Adnam ci lascia alla porta di Damasco. Lo salutiamo e promettiamo di valutare la sua offerta: una giornata tra Betlemme, il fiume Giordano, Gerico con il Monte delle Tentazioni e la pianta del sicomoro.
Rientriamo nella città vecchia e cerchiamo dove mangiare. Vediamo un po’ per caso l’ingresso dell’Ospizio austriaco: avevo letto che qui si mangia un ottimo strudel e che val la pena di fermarsi anche solo per quello. Decidiamo di stare per pranzo: per me strudel appunto, per Gil cotoletta viennese e Sacher torte. Mangiamo all’interno e sembra di essere in un caffè viennese. Ma anche fuori è piacevole stare, con i tavolini sotto l’ombra delle piante o sui terrazzini affacciati sul suk. Noto la foto di una terrazza panoramica e salgo: la vista spazia sui tetti e spicca la Cupola della Roccia. Dovremo aspettare ancora prima di vederla.

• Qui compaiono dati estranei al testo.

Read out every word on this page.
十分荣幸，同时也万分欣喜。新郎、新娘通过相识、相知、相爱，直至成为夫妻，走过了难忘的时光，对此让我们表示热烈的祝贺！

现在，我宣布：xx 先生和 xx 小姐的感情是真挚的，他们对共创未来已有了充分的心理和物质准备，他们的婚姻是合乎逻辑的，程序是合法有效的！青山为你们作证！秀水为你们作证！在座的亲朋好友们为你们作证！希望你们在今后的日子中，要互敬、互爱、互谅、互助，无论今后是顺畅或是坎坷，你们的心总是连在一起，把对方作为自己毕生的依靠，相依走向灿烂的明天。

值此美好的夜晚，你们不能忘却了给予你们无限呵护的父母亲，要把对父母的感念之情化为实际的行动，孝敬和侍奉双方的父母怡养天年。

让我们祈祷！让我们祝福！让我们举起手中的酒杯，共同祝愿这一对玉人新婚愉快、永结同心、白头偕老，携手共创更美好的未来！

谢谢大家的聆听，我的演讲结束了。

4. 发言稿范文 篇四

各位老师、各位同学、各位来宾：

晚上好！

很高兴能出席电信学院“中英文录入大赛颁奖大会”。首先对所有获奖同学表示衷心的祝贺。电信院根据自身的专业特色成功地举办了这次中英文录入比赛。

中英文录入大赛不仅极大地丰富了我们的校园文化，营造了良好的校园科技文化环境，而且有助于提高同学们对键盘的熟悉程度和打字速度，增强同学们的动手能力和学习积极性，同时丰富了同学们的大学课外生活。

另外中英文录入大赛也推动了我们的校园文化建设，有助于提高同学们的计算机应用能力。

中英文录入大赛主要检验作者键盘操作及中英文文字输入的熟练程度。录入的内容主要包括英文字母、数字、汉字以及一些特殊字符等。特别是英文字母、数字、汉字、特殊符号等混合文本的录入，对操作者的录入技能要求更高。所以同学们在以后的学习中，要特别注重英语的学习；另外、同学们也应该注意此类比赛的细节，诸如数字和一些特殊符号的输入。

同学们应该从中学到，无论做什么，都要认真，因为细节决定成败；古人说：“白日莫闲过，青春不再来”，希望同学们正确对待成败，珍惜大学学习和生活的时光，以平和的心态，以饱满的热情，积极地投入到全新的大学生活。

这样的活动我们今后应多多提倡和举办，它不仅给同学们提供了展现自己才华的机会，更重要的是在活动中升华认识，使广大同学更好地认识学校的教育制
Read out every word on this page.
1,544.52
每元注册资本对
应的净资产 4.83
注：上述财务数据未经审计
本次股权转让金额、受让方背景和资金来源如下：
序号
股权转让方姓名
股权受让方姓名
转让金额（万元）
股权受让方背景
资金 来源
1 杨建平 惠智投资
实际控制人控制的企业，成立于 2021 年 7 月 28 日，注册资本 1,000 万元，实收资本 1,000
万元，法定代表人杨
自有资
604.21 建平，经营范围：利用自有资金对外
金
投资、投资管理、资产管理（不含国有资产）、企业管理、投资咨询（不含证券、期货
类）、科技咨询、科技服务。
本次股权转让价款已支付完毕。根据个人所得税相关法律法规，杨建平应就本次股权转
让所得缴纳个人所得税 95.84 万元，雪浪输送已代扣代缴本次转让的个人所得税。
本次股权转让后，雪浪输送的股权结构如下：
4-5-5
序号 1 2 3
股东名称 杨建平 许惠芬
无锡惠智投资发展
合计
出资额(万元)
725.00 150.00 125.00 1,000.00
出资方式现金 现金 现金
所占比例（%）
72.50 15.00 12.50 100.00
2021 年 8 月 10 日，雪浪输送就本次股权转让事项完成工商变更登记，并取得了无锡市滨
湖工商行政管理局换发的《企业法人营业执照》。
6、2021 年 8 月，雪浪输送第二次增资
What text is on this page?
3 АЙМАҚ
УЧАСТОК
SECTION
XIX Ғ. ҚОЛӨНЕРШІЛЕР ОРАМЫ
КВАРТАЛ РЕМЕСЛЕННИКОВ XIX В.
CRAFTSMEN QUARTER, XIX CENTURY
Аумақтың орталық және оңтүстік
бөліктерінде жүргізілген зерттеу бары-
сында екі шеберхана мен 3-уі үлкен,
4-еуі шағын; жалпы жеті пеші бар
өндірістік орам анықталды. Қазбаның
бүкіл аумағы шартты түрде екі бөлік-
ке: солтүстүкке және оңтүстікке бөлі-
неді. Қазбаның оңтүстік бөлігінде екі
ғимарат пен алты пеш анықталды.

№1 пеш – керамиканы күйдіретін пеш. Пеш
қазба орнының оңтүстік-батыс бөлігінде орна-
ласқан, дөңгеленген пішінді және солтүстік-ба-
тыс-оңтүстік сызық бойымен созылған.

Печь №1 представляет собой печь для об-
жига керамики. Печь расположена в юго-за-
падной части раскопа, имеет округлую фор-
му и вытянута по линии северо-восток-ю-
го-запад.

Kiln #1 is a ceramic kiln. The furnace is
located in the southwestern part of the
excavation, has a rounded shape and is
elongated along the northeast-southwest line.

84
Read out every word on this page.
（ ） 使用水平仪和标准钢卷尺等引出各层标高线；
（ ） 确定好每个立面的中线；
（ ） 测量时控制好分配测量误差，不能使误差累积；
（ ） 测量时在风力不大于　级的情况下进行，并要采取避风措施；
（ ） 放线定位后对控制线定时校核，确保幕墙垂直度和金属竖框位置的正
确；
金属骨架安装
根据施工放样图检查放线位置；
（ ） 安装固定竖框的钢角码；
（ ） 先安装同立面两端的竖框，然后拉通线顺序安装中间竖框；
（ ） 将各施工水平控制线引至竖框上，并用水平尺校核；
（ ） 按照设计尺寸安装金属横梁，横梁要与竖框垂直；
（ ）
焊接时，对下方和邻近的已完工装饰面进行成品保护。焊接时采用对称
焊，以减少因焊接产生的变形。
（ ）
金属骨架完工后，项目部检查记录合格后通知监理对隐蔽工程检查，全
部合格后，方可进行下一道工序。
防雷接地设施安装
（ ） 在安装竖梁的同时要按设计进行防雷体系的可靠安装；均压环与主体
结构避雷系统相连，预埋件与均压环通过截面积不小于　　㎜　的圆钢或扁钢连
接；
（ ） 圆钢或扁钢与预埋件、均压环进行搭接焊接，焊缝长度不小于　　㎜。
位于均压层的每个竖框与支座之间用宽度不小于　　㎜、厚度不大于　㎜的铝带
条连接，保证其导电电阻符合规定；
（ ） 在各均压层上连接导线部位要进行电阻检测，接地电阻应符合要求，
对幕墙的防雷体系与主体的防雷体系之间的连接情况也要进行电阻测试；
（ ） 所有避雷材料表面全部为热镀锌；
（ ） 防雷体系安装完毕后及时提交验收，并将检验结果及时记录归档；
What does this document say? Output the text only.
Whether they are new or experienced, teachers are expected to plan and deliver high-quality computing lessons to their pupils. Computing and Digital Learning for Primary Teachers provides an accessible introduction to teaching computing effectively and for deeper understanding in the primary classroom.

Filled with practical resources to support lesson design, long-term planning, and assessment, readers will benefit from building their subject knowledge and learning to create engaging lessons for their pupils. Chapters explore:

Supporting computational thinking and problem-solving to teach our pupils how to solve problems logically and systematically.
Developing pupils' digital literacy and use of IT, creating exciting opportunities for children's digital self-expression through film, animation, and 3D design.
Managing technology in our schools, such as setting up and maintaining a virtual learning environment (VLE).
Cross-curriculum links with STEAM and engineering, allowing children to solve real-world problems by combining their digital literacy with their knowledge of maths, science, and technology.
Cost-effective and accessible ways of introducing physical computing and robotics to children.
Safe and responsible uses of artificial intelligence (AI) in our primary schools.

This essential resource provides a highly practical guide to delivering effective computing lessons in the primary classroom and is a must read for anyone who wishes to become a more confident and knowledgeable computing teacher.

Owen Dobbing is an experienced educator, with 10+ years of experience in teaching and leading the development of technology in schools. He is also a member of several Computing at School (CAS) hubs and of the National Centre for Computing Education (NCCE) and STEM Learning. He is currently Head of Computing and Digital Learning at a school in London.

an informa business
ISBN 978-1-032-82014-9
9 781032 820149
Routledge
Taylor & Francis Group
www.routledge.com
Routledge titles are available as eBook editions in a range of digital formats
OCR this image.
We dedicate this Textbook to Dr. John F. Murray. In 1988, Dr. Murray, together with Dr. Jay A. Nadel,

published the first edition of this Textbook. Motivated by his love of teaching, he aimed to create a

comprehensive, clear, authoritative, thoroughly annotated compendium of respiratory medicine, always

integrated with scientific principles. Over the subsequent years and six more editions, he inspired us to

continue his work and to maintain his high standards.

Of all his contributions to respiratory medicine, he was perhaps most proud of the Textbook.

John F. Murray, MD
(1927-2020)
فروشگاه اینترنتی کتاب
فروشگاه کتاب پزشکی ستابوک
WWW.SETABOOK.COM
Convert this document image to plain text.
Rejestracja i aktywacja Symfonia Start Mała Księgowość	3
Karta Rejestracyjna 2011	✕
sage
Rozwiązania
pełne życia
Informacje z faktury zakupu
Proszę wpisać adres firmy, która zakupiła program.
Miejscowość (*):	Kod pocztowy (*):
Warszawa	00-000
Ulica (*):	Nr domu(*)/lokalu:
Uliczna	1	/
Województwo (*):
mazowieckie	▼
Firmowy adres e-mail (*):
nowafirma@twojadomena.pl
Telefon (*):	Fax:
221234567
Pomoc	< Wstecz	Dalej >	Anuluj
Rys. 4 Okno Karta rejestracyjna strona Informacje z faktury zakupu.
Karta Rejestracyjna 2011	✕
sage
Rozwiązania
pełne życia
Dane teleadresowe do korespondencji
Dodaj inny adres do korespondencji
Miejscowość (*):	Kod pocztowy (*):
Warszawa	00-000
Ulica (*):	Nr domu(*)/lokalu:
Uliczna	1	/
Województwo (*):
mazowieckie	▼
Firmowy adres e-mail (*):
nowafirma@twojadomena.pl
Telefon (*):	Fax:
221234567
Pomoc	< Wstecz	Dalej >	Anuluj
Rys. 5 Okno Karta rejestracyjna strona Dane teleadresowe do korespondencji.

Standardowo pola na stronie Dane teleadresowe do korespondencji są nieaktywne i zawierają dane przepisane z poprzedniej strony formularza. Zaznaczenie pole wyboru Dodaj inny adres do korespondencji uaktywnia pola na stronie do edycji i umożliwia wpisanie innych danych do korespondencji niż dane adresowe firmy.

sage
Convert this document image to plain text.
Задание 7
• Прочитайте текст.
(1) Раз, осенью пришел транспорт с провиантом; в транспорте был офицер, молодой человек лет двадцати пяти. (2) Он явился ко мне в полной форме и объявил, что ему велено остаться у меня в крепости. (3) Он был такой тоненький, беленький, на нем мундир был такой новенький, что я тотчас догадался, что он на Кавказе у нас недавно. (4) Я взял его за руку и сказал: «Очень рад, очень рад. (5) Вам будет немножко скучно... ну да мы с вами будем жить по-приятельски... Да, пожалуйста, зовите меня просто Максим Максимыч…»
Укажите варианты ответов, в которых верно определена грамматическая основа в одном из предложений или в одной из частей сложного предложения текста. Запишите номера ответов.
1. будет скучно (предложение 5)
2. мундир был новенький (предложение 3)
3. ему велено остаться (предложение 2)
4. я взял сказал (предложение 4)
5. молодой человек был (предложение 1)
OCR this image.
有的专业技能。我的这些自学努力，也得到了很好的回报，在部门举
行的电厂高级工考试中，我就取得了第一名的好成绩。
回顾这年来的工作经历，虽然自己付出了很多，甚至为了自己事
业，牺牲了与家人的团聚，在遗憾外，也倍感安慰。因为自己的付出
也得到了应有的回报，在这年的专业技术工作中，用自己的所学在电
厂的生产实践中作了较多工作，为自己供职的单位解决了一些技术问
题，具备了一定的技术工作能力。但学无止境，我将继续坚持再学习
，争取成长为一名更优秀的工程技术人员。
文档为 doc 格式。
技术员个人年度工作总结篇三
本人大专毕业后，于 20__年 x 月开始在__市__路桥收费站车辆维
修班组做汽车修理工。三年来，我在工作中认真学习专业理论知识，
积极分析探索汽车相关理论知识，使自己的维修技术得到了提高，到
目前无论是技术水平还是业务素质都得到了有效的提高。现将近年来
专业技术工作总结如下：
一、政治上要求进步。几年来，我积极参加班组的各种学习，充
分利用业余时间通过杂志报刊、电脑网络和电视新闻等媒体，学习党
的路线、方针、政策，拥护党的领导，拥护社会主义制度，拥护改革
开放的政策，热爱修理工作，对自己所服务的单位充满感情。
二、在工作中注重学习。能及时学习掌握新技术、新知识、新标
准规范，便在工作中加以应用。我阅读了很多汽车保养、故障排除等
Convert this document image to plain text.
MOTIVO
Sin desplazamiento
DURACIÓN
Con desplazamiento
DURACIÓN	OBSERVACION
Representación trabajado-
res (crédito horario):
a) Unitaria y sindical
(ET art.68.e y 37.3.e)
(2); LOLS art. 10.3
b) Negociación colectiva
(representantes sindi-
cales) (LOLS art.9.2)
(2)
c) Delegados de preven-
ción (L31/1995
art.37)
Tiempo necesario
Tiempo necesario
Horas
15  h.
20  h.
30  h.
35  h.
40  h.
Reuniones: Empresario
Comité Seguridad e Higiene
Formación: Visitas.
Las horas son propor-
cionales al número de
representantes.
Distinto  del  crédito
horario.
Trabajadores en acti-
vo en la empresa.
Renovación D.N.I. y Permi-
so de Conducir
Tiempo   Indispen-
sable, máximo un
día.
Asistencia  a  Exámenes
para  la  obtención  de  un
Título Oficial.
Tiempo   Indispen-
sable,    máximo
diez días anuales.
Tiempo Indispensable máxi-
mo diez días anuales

Lasciamo la città vecchia di Gerusalemme passando dalla porta Nuova e dalla zona greco ortodossa. Entriamo in un laboratorio di ceramica armena (molto rinomata a Gerusalemme) e chiacchieriamo un po’ con la proprietaria intenta a dipingere un vassoio. Compro un piccolo melograno rosso stilizzato, credo che lo appenderò in cucina: qui il melograno abbonda, lo spremono per strada in chioschi improvvisati o puoi mangiarlo in grani già pronti comodamente da un bicchierone (se penso a quanto impiego io a sbucciarne uno e a prepararlo, metà per Marty e metà per Gil… probabilmente hanno qualche macchina che toglie la pellicina gialla alla velocità della luce).
Ci incamminiamo verso l’Abraham Hostel nel silenzio dei tram che non ci sono e tra le frotte di ortodossi che scendono al Muro del Pianto. Entriamo nel quartiere ortodosso Mea Shearim, siamo i soli turisti in un mondo di cappelli e abiti neri, gonne lunghe e copricapi a turbante. Qui nessuno può fare nulla: non si guidano le auto, non si usano i cellulari, gli ascensori funzionano in automatico e si cammina apiedi. Ma anche qui i bambini sono pur sempre bambini: giocano a saltare alla corda sulle strade vuote chiuse al traffico. È impossibile parlare con qualcuno: chi fermi sostiene di parlare solo yiddish.
Intanto abbiamo deciso di confermare a Adnam la giornata insieme: gli mando un messaggio, appuntamento domattina alle 9. Usciamo per cena, lo Shabbat sta finendo e i primi ristoranti attorno e nel mercato Mahane Yehuda si affollano.
Le serrande ancora abbassate sono quelle delle altre bancarelle, quelle che rendono celebre questo mercato per la frutta, la verdura, il pesce… Ma è meglio così: in questo modo possiamo ammirare i disegni che le decorano.
Mangiamo in un ristorante, tra i local che hanno terminato lo Shabbat, mentre per noi volge al termine il primo giorno intenso giorno a Gerusalemme.